Soc. 11 sept. 2019, FP-P+B, n° 17-24.879
L’arrêt rapporté marque une évolution importante concernant l’indemnisation du préjudice d’anxiété. Alors que jusqu’à présent seuls les travailleurs exposés à l’amiante pouvaient prétendre à une telle indemnisation, le champ d’application de ce préjudice recouvre désormais toutes les substances pathogènes. Plus précisément, les travailleurs peuvent obtenir des dommages-intérêts sur le fondement d’un manquement de leur employeur à son obligation de sécurité, dès lors qu’ils justifient « d’une exposition à une substance nocive ou toxique générant un risque élevé de développer une pathologie grave et d’un préjudice d’anxiété personnellement subi résultant d’une telle exposition ». S’il veut échapper au versement de ces sommes, l’employeur doit alors démontrer qu’il a pris toutes les mesures de prévention prévues par les articles L. 4121-1 et L. 4121-2 du code du travail.

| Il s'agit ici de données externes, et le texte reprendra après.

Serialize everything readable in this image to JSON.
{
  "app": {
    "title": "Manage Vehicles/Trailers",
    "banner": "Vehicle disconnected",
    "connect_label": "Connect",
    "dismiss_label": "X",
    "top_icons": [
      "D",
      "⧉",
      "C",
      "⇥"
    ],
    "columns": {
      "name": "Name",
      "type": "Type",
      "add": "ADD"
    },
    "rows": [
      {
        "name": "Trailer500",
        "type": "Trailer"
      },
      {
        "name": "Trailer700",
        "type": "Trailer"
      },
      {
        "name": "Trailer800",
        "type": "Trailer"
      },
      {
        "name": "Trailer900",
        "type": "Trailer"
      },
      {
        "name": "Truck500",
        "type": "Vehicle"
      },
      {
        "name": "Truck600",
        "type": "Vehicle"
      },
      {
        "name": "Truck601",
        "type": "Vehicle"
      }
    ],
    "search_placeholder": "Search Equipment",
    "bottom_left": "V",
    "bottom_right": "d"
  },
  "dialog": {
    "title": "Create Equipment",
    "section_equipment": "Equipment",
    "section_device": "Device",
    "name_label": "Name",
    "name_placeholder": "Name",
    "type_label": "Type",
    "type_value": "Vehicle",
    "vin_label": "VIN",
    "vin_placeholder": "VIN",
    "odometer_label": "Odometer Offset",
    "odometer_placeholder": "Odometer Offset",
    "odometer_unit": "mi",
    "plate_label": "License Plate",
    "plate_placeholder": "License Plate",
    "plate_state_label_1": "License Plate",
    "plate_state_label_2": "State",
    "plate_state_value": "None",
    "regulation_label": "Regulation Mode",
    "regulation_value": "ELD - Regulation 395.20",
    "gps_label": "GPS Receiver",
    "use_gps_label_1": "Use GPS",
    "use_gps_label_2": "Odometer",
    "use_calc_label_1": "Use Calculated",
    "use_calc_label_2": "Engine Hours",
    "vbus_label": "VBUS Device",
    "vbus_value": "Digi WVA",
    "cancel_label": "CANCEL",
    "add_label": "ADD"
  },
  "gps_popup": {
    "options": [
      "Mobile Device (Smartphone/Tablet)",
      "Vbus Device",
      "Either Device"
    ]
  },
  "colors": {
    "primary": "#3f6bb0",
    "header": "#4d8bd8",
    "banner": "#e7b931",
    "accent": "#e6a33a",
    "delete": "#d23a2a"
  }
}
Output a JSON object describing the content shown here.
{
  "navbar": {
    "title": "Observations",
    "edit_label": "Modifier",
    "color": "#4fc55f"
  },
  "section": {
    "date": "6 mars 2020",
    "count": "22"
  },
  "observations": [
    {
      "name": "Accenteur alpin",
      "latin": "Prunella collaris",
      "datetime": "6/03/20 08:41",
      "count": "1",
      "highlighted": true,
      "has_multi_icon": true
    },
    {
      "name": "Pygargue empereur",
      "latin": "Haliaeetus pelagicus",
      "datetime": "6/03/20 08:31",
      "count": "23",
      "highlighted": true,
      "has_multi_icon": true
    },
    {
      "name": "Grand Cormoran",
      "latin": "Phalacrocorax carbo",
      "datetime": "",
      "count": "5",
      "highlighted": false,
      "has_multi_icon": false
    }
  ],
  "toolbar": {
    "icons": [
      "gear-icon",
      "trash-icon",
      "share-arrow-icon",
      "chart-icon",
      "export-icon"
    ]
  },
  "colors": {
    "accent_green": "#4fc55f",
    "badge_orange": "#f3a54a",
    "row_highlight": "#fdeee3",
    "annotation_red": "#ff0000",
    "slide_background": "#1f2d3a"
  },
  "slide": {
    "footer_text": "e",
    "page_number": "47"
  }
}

Dans la présente espèce, des mineurs de charbon avaient saisi le conseil de prud’hommes aux fins d’obtenir le paiement de dommages-intérêts en réparation de leur préjudice d’anxiété et du manquement de l’employeur à son obligation de sécurité. Ils considéraient que les mesures prises par l’employeur étaient insuffisantes pour prévenir les risques liés à l’inhalation de poussières dans la mine : le système d’arrosage destiné à capter ces poussières, pas assez performant, nécessitait le port de masques ; or le nombre de masques fournis par l’employeur était insuffisant et la plupart étaient défectueux et inadaptés à une activité physique intense.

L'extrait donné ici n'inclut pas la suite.